The objective is to apply negative entropy to find an optimal solution to a deterministically ordered pattern. To start, let us contrast the behavior of autonomous vs non-autonomous differential equations. One way to think about the distinction is that the transfer function for non-autonomous only depends on the presenting input. Thus, it acts like an op-amp with infinite bandwidth. Or below saturation it gives perfectly linear amplification, so that as shown on the graph to the right, the x-axis input produces an amplified y-axis output as long as the input is within reasonable limits.
In contrast, for an autonomous formulation, the amplification depends on prior values so it requires a time-domain convolution or a frequency-domain transfer function. The spectral response chart to the right is the classic representation of the frequency response of a linear 2nd-order differential equation. This is also known as an autonomous system class of differential equation, where the evolution of the response is time-invariant to the starting point. So for a non-autonomous behavior, the time-varying aspects essentially control the output and act to in a sense to reset the system continuously.
There are many non-autonomous formulations that aren’t linear, for example a companding transfer that takes the square root of the input (used for compressing the dynamic range of a signal). This essentially gradually saturates with increasing values of the absolute value of the input as shown below
What does this have to do with entropy? Consider that a non-autonomous transfer function can become even more elaborate in terms of a mapping pattern and thus possess a definable amount of underlying order. Yet that order or pattern may be difficult to discern without adequate information, which is where the concepts of entropy metrics such as Shannon entropy come in.
As an example, what if the non-autonomous transfer function itself is peculiar, such as a potentially complex sinusoidal modulation of unknown modulation frequency and phase. This occurs in Mach-Zehnder modulation or in our Laplace’s Tidal Equation formulation. The effect is to distort the input enough to essentially fold the amplitude at certain points, as shown in the chart to the right. Note that the input is not the time-value, but some other level or amplitude associated with the system. So that the output may be a positive amplification for a certain level but then will reverse (i.e. fold or break) and become negative as the level is increased. And this can then cycle for increasing input amplitude levels. If the modulation is strong enough, the output will be unrecognizable from the input.

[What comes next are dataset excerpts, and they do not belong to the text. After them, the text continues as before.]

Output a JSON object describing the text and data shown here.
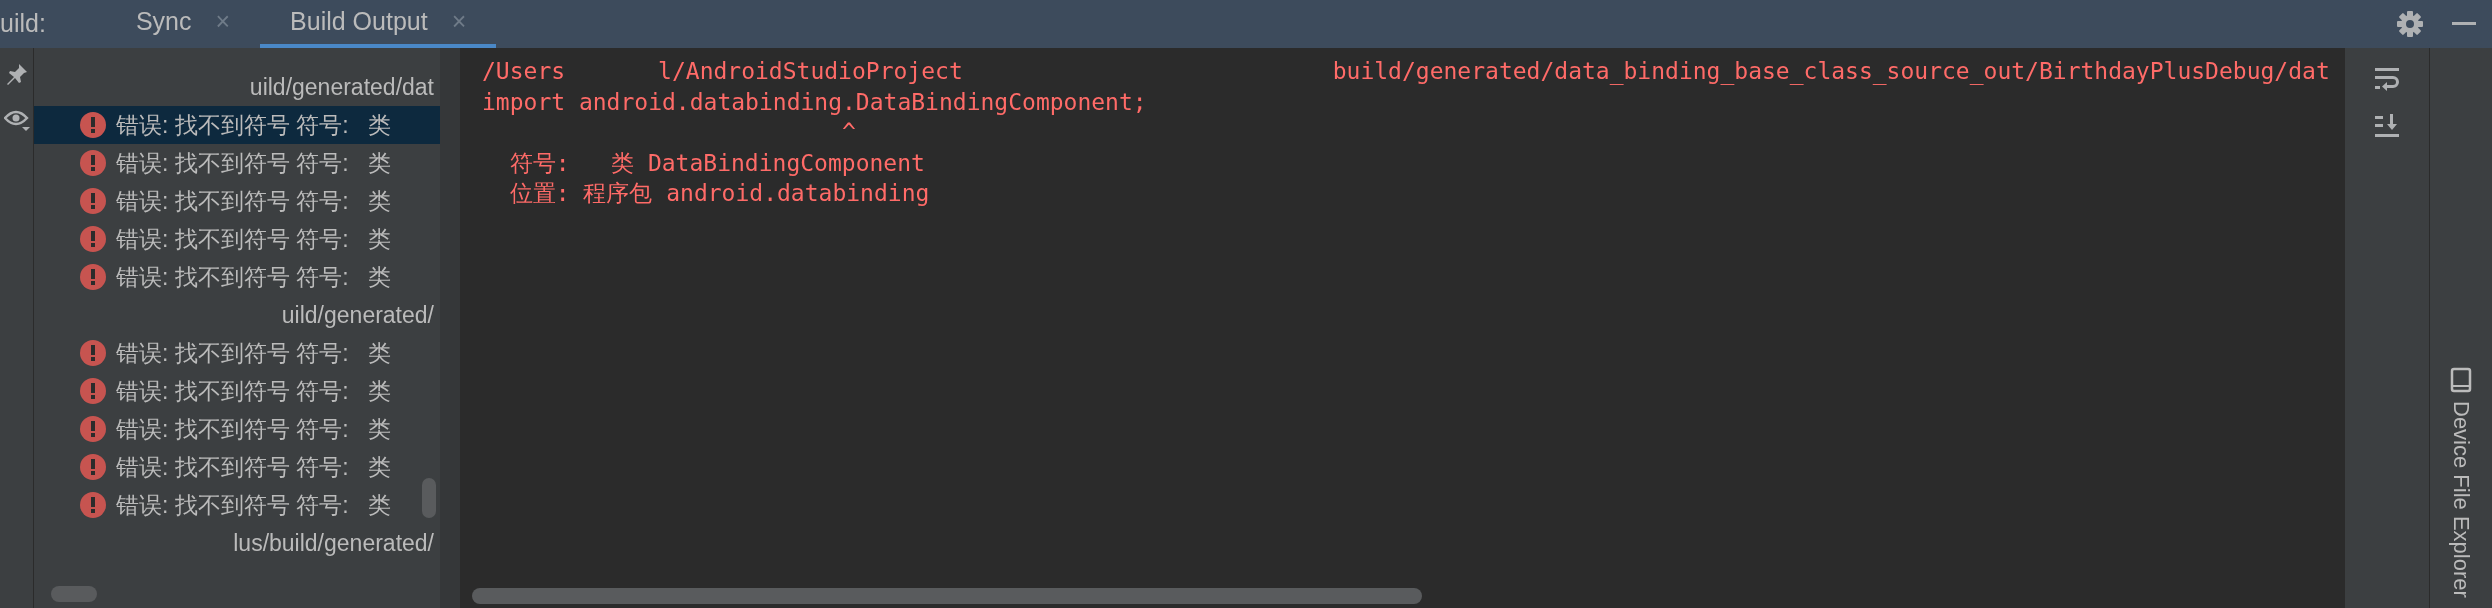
{
  "toolwindow": {
    "title": "uild:"
  },
  "tabs": [
    {
      "label": "Sync",
      "close": "×",
      "selected": false
    },
    {
      "label": "Build Output",
      "close": "×",
      "selected": true
    }
  ],
  "tree": {
    "rows": [
      {
        "kind": "path",
        "text": "uild/generated/dat",
        "selected": false
      },
      {
        "kind": "error",
        "text": "错误: 找不到符号 符号:   类",
        "selected": true
      },
      {
        "kind": "error",
        "text": "错误: 找不到符号 符号:   类",
        "selected": false
      },
      {
        "kind": "error",
        "text": "错误: 找不到符号 符号:   类",
        "selected": false
      },
      {
        "kind": "error",
        "text": "错误: 找不到符号 符号:   类",
        "selected": false
      },
      {
        "kind": "error",
        "text": "错误: 找不到符号 符号:   类",
        "selected": false
      },
      {
        "kind": "path",
        "text": "uild/generated/",
        "selected": false
      },
      {
        "kind": "error",
        "text": "错误: 找不到符号 符号:   类",
        "selected": false
      },
      {
        "kind": "error",
        "text": "错误: 找不到符号 符号:   类",
        "selected": false
      },
      {
        "kind": "error",
        "text": "错误: 找不到符号 符号:   类",
        "selected": false
      },
      {
        "kind": "error",
        "text": "错误: 找不到符号 符号:   类",
        "selected": false
      },
      {
        "kind": "error",
        "text": "错误: 找不到符号 符号:   类",
        "selected": false
      },
      {
        "kind": "path",
        "text": "lus/build/generated/",
        "selected": false
      }
    ]
  },
  "console": {
    "lines": [
      {
        "segments": [
          "/Users",
          "l/AndroidStudioProject",
          "build/generated/data_binding_base_class_source_out/BirthdayPlusDebug/dat"
        ]
      },
      {
        "segments": [
          "import android.databinding.DataBindingComponent;"
        ]
      },
      {
        "segments": [
          "                          ^"
        ]
      },
      {
        "segments": [
          "  符号:   类 DataBindingComponent"
        ]
      },
      {
        "segments": [
          "  位置: 程序包 android.databinding"
        ]
      }
    ]
  },
  "side_panel": {
    "label": "Device File Explorer"
  }
}
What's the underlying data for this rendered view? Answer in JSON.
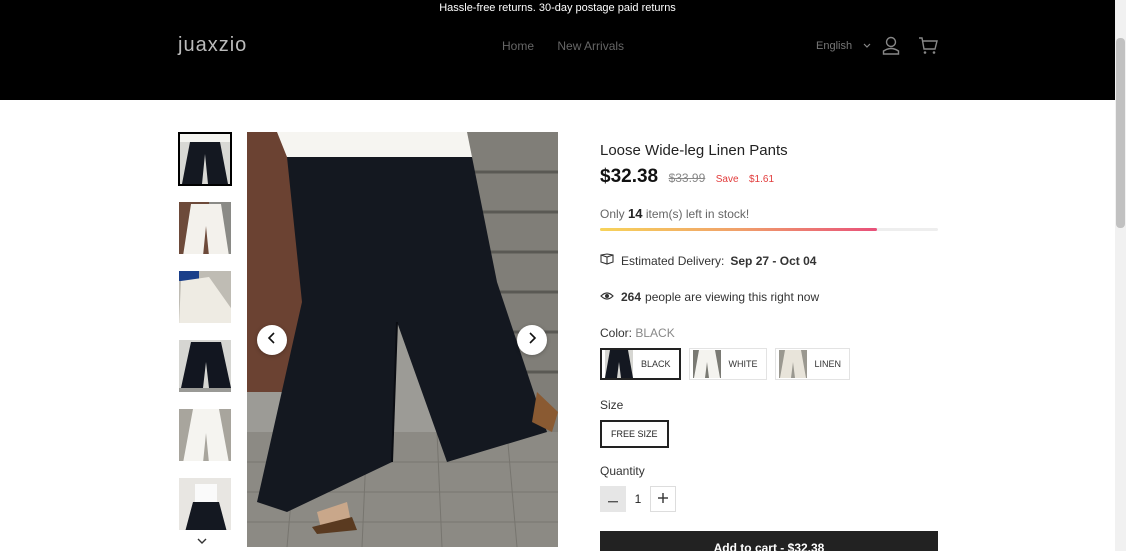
{
  "announcement": "Hassle-free returns. 30-day postage paid returns",
  "header": {
    "logo": "juaxzio",
    "nav": [
      "Home",
      "New Arrivals"
    ],
    "language": "English",
    "icons": [
      "user-icon",
      "cart-icon"
    ]
  },
  "gallery": {
    "thumbnails": [
      "black",
      "white",
      "white",
      "black",
      "white",
      "black-white-top"
    ],
    "active_index": 0,
    "icons": [
      "chevron-left-icon",
      "chevron-right-icon",
      "chevron-down-icon"
    ]
  },
  "product": {
    "title": "Loose Wide-leg Linen Pants",
    "price": "$32.38",
    "compare_price": "$33.99",
    "save_label": "Save",
    "save_amount": "$1.61",
    "stock_prefix": "Only",
    "stock_count": "14",
    "stock_suffix": "item(s) left in stock!",
    "stock_bar_fraction": 0.82,
    "delivery_label": "Estimated Delivery:",
    "delivery_dates": "Sep 27 - Oct 04",
    "viewing_count": "264",
    "viewing_text": "people are viewing this right now",
    "color_label": "Color:",
    "color_value": "BLACK",
    "colors": [
      "BLACK",
      "WHITE",
      "LINEN"
    ],
    "size_label": "Size",
    "sizes": [
      "FREE SIZE"
    ],
    "quantity_label": "Quantity",
    "quantity": "1",
    "add_to_cart": "Add to cart - $32.38"
  },
  "colors": {
    "header_bg": "#000000",
    "accent_red": "#e23b3b",
    "button_bg": "#222222",
    "stock_bar_gradient": [
      "#f7d35a",
      "#f0a06a",
      "#e8507a"
    ]
  }
}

The difficulty is if we have little knowledge of the input forcing or the modulation, we will not be able to decode anything. But with a measure such as Negative Shannon Entropy, we can see how far we can go with limited info.
So consider this output waveform that we are told is due to Mach-Zehnder modulation of an unknown input :
All we know is that there may be a basis forcing that consists of a couple of sinusoids, and that there is an obvious (but unknown) non-autonomous complex modulation that is generating the above waveform
The idea is that we test out various combinations of sinusoidal parameters and then maximize the Shannon entropy of the power spectrum of the transfer from input to output (see the link I first mentioned at the top of this post). We can do this by calculating a discrete Fourier transform or an FFT of the input-to-output mapping (remember that the x-axis is not time but an input level) and multiplying by the complex conjugate to get the power spectrum. For a perfectly linear amplification as in the first example, it is essentially a delta function at a frequency of zero, indicating maximum order with a maximum negative Shannon entropy. And for a single sinusoidal frequency modulation, the power spectrum would be a delta shifted to the frequency of the modulation. Again this will be a maximally-ordered amplification, and again with a maximum in negative Shannon entropy. Yet, in practical terms, perhaps something such as a Renyi or Tsallis entropy measure would work even better than Shannon entropy. Actually, the Tsallis entropy is close to describing a mean-square variance error in a signal, whereby it exaggerates clusters or strong excursions when compared against a constant background.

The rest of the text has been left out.